Thomas is one of those foundational Marvel figures who sat alongside Stan Lee and Jack Kirby and just kept building the universe. He was a driving force in the Silver and Bronze Ages, and his creations and co-creations still ripple through the MCU today. If some of the specifics below sound surprisingly modern, that's because Thomas was way ahead of the curve.

  • The Vision: Introduced in The Avengers #57. The color debate aside, Thomas' take became the blueprint for the synthezoid we know.
  • Ultron: Thomas brought the killer A.I. to life on the page; the MCU made him the big bad in Avengers: Age of Ultron.
  • Captain Marvel: Debuted as a supporting player and later turned into a pillar character in Marvel lore.
  • Iron Fist: Co-created with Gil Kane in Marvel Premiere #15 (1974), pulling from the kung fu craze and the mythology of K'un-Lun's champion. With Daredevil: Born Again Season 2 on the way, chatter about Danny Rand re-entering the MCU has heated up again.
  • World-building and supporting icons: Thomas helped shape characters across the spectrum, from Valkyrie and Banshee to Red Guardian, Hela, and Odin, via stories, lore, and development that still gets mined today.

Vision sitting out the Phase Six finale might actually be good for him

A recent cast announcement trailer for Avengers: Doomsday did not include Paul Bettany, which raised eyebrows.
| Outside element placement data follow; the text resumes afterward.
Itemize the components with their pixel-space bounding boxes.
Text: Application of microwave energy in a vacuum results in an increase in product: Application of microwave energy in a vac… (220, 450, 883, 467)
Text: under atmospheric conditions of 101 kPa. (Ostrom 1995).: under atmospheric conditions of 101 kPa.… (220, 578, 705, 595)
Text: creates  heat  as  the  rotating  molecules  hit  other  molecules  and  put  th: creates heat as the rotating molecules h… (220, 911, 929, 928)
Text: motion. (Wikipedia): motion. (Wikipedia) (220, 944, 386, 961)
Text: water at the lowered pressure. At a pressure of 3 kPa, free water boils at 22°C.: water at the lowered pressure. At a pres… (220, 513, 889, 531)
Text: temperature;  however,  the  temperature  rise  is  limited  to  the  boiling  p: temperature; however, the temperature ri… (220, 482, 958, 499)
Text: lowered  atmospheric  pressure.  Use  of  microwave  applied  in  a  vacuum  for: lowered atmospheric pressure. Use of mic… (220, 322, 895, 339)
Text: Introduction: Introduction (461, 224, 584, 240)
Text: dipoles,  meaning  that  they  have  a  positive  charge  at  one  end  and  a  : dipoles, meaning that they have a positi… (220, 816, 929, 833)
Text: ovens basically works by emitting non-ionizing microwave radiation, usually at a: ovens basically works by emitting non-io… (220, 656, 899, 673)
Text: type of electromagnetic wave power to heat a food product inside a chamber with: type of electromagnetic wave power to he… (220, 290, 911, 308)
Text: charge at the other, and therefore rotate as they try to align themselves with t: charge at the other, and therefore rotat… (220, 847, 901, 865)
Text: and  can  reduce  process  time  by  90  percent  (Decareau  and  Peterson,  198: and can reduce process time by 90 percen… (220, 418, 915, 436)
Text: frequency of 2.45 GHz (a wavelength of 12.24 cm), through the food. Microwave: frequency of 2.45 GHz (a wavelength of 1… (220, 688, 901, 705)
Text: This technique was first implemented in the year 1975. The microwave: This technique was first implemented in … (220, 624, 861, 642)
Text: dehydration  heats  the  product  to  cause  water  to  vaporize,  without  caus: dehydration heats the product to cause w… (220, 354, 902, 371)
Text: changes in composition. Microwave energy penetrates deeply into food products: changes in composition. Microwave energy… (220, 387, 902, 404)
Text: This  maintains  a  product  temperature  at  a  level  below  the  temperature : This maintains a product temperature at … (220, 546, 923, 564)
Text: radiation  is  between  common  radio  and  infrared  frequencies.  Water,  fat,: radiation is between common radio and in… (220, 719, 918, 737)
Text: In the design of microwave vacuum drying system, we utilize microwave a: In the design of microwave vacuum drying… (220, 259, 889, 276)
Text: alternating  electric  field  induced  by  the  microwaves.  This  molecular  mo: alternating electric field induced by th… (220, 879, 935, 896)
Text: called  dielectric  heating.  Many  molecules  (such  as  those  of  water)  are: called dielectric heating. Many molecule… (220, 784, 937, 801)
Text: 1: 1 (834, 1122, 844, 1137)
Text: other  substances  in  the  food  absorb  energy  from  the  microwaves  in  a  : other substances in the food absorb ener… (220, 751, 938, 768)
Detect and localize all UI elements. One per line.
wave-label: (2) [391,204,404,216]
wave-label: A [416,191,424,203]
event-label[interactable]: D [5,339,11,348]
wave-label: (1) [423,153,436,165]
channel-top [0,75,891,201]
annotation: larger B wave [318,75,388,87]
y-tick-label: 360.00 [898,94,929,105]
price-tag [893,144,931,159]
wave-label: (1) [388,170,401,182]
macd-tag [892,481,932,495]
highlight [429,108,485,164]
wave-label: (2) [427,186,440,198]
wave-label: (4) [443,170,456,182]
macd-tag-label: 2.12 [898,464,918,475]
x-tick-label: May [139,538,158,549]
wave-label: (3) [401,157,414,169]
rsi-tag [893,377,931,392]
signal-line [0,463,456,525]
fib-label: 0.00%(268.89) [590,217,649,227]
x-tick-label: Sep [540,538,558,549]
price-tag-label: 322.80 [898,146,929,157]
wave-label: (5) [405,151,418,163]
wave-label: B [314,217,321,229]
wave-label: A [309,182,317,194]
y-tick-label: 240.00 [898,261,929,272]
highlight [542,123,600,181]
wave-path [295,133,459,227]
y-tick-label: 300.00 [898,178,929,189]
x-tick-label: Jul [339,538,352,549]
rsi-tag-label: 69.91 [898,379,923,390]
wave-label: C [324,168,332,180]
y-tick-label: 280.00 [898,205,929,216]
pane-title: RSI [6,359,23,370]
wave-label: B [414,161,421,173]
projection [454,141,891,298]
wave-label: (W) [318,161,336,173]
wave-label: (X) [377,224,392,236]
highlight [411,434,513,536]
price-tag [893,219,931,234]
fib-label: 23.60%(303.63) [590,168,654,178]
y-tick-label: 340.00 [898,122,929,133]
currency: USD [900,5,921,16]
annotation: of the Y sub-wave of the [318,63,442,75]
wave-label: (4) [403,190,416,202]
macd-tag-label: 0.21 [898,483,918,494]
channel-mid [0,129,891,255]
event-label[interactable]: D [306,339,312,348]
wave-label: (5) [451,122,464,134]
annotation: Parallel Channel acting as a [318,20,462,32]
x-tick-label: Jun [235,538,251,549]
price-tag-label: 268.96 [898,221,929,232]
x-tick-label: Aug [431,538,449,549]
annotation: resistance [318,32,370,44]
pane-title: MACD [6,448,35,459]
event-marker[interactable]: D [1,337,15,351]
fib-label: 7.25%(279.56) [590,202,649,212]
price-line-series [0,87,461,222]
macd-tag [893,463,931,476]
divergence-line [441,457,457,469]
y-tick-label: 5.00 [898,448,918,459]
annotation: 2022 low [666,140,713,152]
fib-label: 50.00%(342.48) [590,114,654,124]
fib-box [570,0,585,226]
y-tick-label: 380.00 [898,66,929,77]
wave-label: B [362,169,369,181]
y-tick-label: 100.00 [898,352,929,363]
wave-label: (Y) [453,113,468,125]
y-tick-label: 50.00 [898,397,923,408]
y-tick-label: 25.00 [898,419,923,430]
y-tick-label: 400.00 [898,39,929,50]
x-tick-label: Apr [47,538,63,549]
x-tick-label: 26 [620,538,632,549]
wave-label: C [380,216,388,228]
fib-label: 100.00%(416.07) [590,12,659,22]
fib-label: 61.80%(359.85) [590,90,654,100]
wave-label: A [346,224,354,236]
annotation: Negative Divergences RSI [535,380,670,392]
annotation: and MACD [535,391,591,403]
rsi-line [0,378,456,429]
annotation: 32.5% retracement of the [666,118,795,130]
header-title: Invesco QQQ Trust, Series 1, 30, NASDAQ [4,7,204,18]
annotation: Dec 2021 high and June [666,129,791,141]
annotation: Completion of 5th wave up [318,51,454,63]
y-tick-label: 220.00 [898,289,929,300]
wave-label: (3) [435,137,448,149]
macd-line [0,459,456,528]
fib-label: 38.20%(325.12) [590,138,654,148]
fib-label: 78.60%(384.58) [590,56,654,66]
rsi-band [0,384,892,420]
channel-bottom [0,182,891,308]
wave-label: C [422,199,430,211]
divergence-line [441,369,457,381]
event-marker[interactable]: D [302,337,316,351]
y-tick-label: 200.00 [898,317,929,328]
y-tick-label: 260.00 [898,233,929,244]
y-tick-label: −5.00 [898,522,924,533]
Honestly, that could be a win for Vision as a character. Instead of getting drowned out by a wall of A-listers, he can go do the thoughtful, slightly melancholic thing he does best in his own story.

Enter VisionQuest on Disney+. The word around the series is that it leans into A.I. and identity: think MCU systems like E.D.I.T.H. and F.R.I.D.A.Y. reimagined as humans, plus James Spader reportedly returning as Ultron in human form. White Vision (the one rebuilt without his memories) would cross paths with him while trying to figure out who he is now. If the show follows through on that premise, it has a shot at the kind of rich, character-first storytelling the MCU has drifted away from lately.

So what is Avengers: Doomsday, exactly?

Per that same trailer, this is being positioned as the big Phase Six capper, with the Russo Brothers directing and a lineup that includes Robert Downey Jr., Chris Hemsworth, Tom Hiddleston, Paul Rudd, and Anthony Mackie. It's targeting a December 18, 2026 release. If that roster holds, you can see why Vision might get lost in the shuffle. Better to let Bettany cook in VisionQuest and then bring him back when it really matters.

WandaVision is streaming on Disney+ in the U.S., if you want to revisit where White Vision began.